At the same time, AI is a source of concern. Key ethical issues include questions of trust, privacy, bias, accountability, and responsibility. To address these challenges, various efforts are underway to create ethical frameworks aimed at preventing AI from unleashing unforeseen negative consequences. Both national and international initiatives are working to establish principles and safeguards to ensure the responsible use of AI [2]. The artificial intelligence behind ChatGPT is transforming a wide range of industries. According to the Financial Times, OpenAI’s tools are used by around 500 million people each week [3].
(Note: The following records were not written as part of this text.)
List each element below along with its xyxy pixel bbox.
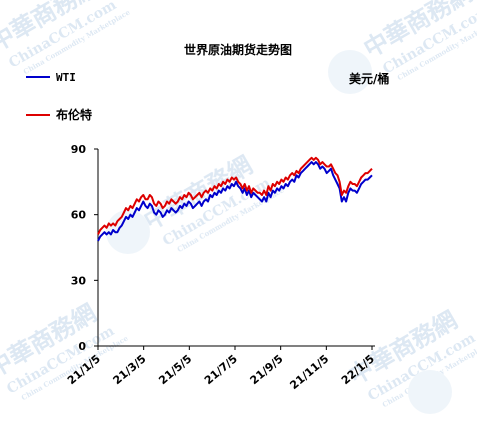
y-tick-label: 60 — [71, 209, 87, 222]
watermark-globe-icon — [408, 370, 452, 414]
x-tick-label: 21/5/5 — [156, 352, 194, 387]
series-line-brent — [97, 156, 373, 235]
x-tick-label: 21/3/5 — [111, 352, 149, 387]
legend-label-wti: WTI — [56, 71, 76, 84]
series-line-wti — [97, 161, 373, 242]
legend: WTI 布伦特 — [26, 71, 92, 122]
x-tick-label: 21/11/5 — [287, 352, 331, 392]
legend-label-brent: 布伦特 — [56, 107, 92, 122]
series-lines — [97, 156, 373, 242]
y-tick-label: 30 — [71, 274, 87, 287]
x-ticks: 21/1/5 21/3/5 21/5/5 21/7/5 21/9/5 21/11/5 22/… — [65, 346, 377, 392]
y-tick-label: 0 — [78, 340, 86, 353]
watermark-globe-icon — [328, 50, 372, 94]
watermark-center: 中華商務網 ChinaCCM.com China Commodity Marke… — [139, 150, 287, 254]
y-ticks: 0 30 60 90 — [71, 143, 98, 353]
y-tick-label: 90 — [71, 143, 87, 156]
x-tick-label: 21/7/5 — [202, 352, 240, 387]
chart-title: 世界原油期货走势图 — [184, 42, 292, 57]
unit-label: 美元/桶 — [349, 71, 389, 86]
watermark-bottom-left: 中華商務網 ChinaCCM.com China Commodity Marke… — [0, 298, 130, 402]
x-tick-label: 21/9/5 — [248, 352, 286, 387]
It has been four years since OpenAI (San Francisco, USA) launched the first version of ChatGPT. During this time, the company has introduced five major releases, along with numerous updates and sub-versions. These analyses included a series of models spanning recent releases: GPT-3.5 (2022), GPT-4 (2023), GPT-4 with tool integration (2023), GPT-4 Turbo (2023), and the GPT-4o, launched in May 2024. This model acquires any combination of text, audio, and image as input and generates any of their combinations. GPT-4o is capable of processing speech, sound, images, and text in real time, while being faster and more cost-efficient than GPT-4 Turbo. It also provides improved multimodal context understanding, emotion recognition, interpretation of images and charts, and supports voice-based interaction.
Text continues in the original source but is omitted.